Au centre implanté dans l’enceinte du collège Saint Joseph/Elikya,
dans la commune de Gombe, la population a été surprise de constater la
présence d’une seule machine pour enrôler des centaines d’électeurs.
«La deuxième implantée pour cette cause connaît un problème», a
simplement répondu un agent de la CENI qui a promis de la faire
réparer le plus tôt possible.
Autre fait dénoncé : c’est le favoritisme. Des jeunes-gens présents
sur le site de cette école centenaire depuis 5 heures ont expliqué aux
médias leur colère de voir certaines personnes arrivées quelques
heures après l’ouverture des bureaux entrer en possession de leurs
cartes d’électeurs. « Nous pouvions comprendre si c’était des
personnes de troisième âge ou bien des mamans qui portent des enfants
ou des bébés, mais pas des personnes aussi valides qui donnent
l’impression d’avoir plus des moyens financiers que les autres »,
s’est plaint Hugues Nzeza, habitant d’un des immeubles de la
concession Onatra, à la place de l’Indépendance( ex Gare centrale).
Quant à Lingwala, jusqu’a 10heures, la majorité de bureaux n’étaient
pas encore opérationnels.  Les rares qui avaient ouvert étaient
caractérisés par une lenteur injustifiable. «J’étais venu ici depuis 8
heures, et il est maintenant 11 heures, la Ceni n’a enrôlé que 6
personnes en ma présence. Je ne sais pas si je serai enrôlé à quelle
heure… », s’est interrogée une habitante de Lingwala.

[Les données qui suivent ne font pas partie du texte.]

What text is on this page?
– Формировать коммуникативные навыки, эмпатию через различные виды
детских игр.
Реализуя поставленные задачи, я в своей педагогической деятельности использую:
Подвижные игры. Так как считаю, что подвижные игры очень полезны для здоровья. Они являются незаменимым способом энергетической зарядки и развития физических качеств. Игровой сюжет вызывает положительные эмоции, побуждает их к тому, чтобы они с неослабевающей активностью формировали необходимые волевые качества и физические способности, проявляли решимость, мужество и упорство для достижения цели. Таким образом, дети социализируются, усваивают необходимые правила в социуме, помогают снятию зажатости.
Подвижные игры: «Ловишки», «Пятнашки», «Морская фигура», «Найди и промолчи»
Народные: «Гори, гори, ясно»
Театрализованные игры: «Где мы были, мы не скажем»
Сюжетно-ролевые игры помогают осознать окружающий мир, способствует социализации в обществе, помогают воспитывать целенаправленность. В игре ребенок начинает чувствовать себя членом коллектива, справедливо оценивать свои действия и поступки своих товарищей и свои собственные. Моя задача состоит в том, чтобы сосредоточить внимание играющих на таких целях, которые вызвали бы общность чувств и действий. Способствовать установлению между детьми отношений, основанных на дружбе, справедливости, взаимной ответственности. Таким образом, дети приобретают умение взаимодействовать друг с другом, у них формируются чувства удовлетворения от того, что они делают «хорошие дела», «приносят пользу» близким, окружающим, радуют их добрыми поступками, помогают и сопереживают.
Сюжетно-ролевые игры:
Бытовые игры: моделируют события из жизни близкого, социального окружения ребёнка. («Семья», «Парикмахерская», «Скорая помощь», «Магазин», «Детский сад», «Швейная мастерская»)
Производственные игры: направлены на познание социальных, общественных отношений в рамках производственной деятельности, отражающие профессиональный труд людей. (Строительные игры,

Somme toute, de nombreux observateurs ont tiré la sonnette d’alarme
face à ce début cahoteux des opérations d’enrôlement et d’inscription
qui risque de décourager des millions de potentiels lecteurs de la
capitale. Déjà ceux qui affluent sur le lieu affirment tous qu’ils
sont à la recherche d’une carte qui leur servira d’identité et
permettra de résoudre différentes transactions, surtout commerciales.